The rain swept it away in a swirl, the sorrow and shame. Jinai held Anqien for the rest of the hour, and then she never held them again.

Oh, they were going to slip up. Oh, it was only a matter of time.


It didn’t take long—one blunder and then another and with comical timing, they realised they were in love.

The big race ended in the birth throes of summer, the way it always did. Anqien watched Jinai like one does a shooting star, staring unblinking as if it might wink out at any moment into the velvet night.

But she fell and fell, and they chased her light, and they crashed together in the twinkle of that blazing blue sky, the apocalyptic collision of a meteor and a moon. And as they did, as was tradition, the sky was swept by glowering grey.

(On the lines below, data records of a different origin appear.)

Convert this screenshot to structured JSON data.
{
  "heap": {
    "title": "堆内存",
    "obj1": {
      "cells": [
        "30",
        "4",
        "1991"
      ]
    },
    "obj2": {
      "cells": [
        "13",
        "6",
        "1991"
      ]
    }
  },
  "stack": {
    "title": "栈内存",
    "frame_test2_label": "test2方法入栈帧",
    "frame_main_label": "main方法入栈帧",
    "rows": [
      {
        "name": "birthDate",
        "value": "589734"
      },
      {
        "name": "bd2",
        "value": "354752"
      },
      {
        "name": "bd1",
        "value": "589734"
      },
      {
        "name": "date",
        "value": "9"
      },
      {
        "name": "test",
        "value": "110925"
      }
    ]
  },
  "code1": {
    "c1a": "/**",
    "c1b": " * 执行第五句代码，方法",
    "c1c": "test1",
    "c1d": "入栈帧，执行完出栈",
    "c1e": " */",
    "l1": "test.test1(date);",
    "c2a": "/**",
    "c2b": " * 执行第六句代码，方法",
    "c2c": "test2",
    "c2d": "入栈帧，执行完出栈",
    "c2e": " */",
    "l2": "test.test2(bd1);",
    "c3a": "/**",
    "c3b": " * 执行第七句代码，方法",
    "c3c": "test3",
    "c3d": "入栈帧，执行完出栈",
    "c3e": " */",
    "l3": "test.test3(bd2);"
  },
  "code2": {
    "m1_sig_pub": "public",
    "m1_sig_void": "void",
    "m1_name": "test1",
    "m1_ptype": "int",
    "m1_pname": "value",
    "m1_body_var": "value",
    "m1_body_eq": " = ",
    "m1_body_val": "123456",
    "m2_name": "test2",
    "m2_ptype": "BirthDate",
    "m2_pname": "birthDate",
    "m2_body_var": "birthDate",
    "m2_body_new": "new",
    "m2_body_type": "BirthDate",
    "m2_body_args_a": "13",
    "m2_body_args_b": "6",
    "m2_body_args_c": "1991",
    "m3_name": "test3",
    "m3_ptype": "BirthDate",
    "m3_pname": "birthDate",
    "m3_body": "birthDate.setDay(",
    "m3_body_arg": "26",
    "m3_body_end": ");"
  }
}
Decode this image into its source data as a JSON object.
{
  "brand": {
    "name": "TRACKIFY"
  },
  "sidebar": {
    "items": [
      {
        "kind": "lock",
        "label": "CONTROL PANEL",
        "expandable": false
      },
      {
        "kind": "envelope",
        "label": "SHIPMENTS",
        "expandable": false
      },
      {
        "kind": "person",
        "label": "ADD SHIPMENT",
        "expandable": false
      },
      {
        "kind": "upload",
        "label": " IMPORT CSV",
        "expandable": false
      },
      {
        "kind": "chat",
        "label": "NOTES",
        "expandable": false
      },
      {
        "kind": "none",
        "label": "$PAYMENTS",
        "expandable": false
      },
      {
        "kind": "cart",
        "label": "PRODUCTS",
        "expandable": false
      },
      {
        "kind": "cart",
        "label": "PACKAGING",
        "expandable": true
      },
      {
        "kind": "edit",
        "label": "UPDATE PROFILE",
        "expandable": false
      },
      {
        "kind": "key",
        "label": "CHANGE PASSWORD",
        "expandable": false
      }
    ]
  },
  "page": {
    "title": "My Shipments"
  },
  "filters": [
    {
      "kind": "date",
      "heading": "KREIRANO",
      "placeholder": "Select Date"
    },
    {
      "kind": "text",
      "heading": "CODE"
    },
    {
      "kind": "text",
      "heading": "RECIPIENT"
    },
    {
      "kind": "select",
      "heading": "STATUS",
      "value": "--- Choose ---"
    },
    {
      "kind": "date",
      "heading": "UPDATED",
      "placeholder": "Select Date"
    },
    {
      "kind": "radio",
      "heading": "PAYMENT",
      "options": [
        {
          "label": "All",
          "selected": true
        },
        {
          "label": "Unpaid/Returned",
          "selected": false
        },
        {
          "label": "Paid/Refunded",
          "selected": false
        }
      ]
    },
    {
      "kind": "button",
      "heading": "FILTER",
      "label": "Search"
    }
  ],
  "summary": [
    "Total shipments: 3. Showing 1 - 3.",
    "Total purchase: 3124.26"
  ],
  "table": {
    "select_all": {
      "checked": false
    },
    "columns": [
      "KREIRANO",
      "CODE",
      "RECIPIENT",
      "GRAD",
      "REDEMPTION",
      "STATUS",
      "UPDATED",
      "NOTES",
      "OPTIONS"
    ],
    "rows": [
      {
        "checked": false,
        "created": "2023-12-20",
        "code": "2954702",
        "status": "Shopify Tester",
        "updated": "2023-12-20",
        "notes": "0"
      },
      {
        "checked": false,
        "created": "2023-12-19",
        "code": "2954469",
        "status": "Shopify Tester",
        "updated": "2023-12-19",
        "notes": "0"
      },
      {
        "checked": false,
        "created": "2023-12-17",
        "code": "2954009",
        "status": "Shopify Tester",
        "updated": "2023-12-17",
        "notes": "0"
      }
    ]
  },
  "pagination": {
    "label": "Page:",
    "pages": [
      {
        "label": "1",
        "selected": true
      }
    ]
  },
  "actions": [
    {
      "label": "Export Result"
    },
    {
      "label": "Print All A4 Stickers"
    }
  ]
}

While they kissed under canopies and sighed each other’s names, branches began to whistle their warning. In windows, the sky was shot through with black.

Then with a roll of thunder, the symphony they both knew by heart roused around them, plucking the strings of the bay, the cables and vangs, the guy ropes of storefronts. The weathered walls of Wulien reverberated with the first swell of rain, as if they had been built to do so, an amphitheatre for the rain.

Two fools kissing became two fools sprinting from the downpour, drenched to their toes. Diners peered through the restaurant facades with toasty bowls of noodles, but it was all wind chill out here, and mist splashing their shins.

They laughed, backs to the glass, as torrents cascaded onto the concrete. Pools on granite, rivulets on cheeks, not an inch of Wulien would be dry once the storm was through.

“I told you we'd forget about the rain,” laughed Jinai. “I told you, it always happens.” Ringlets of hair hung damp on her brow and when she grinned, their heart ached for all the joy and tears to come.

“Worth it,” they replied, squeezing her wet hand with theirs. “And it won't be the last time.”